Anarchy is a necessary precursor to revolution, though there is no guarantee that anarchy always leads to revolution. It can just become permanent anarchy or lead to direct military colonization if the State remains in tact. Or the State can fragment to become several, more viable states. Though anarchy is a necessary pre-condition to revolution, an organized force that can attract the people is a necessary pre-condition for converting anarchy to revolution. In Iran there was anarchy for a time as the communists and west-oriented liberals fought to wrest power from the Shah as well as to knock the other out. Neither the communists nor the liberals were successful for they were ideologically weak, fuzzy and unclear, steeped in western ideologies as they were. So they couldn’t fire the imagination of the people. The Ayatollahs were ideologically crystal clear, their ideology wasn’t imported but cast in Iran itself and it was one the people could readily relate to. They were organized, not least through their network of mosques and madrassahs. Politics abhors a vacuum and the mentally clear and well organized Ayatollahs simply walked into the vacuum – or got sucked into it.

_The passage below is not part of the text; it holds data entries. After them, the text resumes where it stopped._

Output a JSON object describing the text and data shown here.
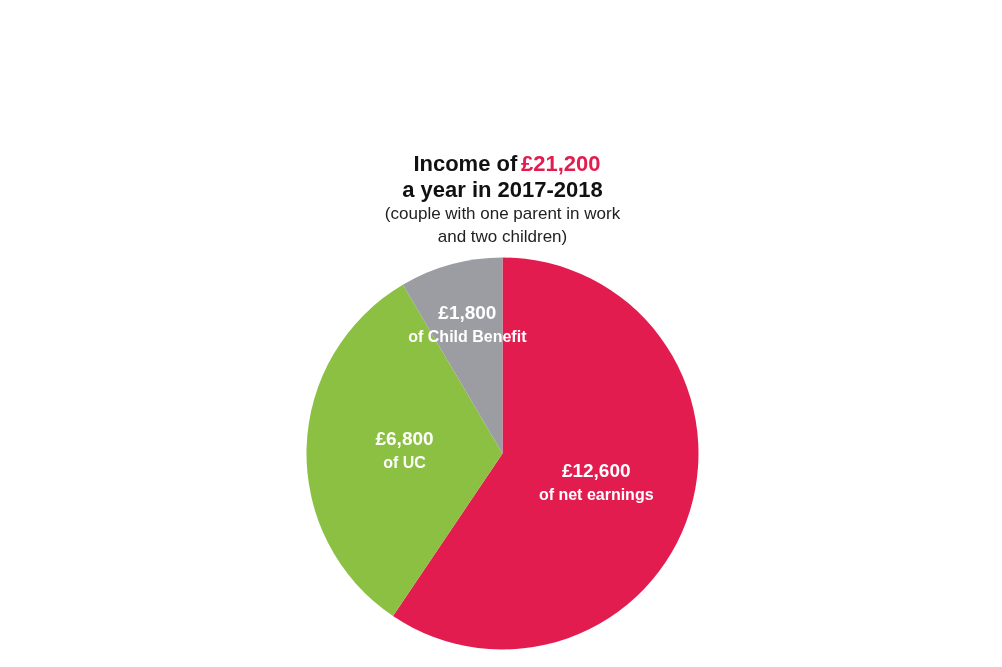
{
  "chart_data": {
    "type": "pie",
    "title": "Income of £21,200 a year in 2017-2018",
    "subtitle": "(couple with one parent in work and two children)",
    "categories": [
      "of net earnings",
      "of UC",
      "of Child Benefit"
    ],
    "values": [
      12600,
      6800,
      1800
    ],
    "value_labels": [
      "£12,600",
      "£6,800",
      "£1,800"
    ],
    "colors": [
      "#e31c4f",
      "#8cc043",
      "#9c9da2"
    ]
  }
}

Well, I have news for you well-heeled western oriented ladies and gentlemen. The only relatively organized force we have that can use violence (though certainly not as well organized as the Shia clerics of Iran) are the Pakistani Taliban. The three main religious parties, especially the Jamaat-e-Islami, are also organized, but since they entered western electoral politics they too got mired in the politics of status quo perpetuation and lost their revolutionary ability. Islamic politics is the politics of revolution.

Will the WOGs let this happen? Just watch them welcoming the army again. But as we have seen, the army has no solution to any of our problems. All it can do is create a feel good atmosphere, but temporarily. That might give us time to organize a modern revolutionary organization though, geared to taking advantage of anarchy and converting it into revolution.

Of course this is a tall order. But winning independence and creating a new country was much taller, and we did it. Sure we can do it again, and don’t lament the absence of a Jinnah to lead us. There is a Jinnah present in each one of us. It is for us to make him emerge.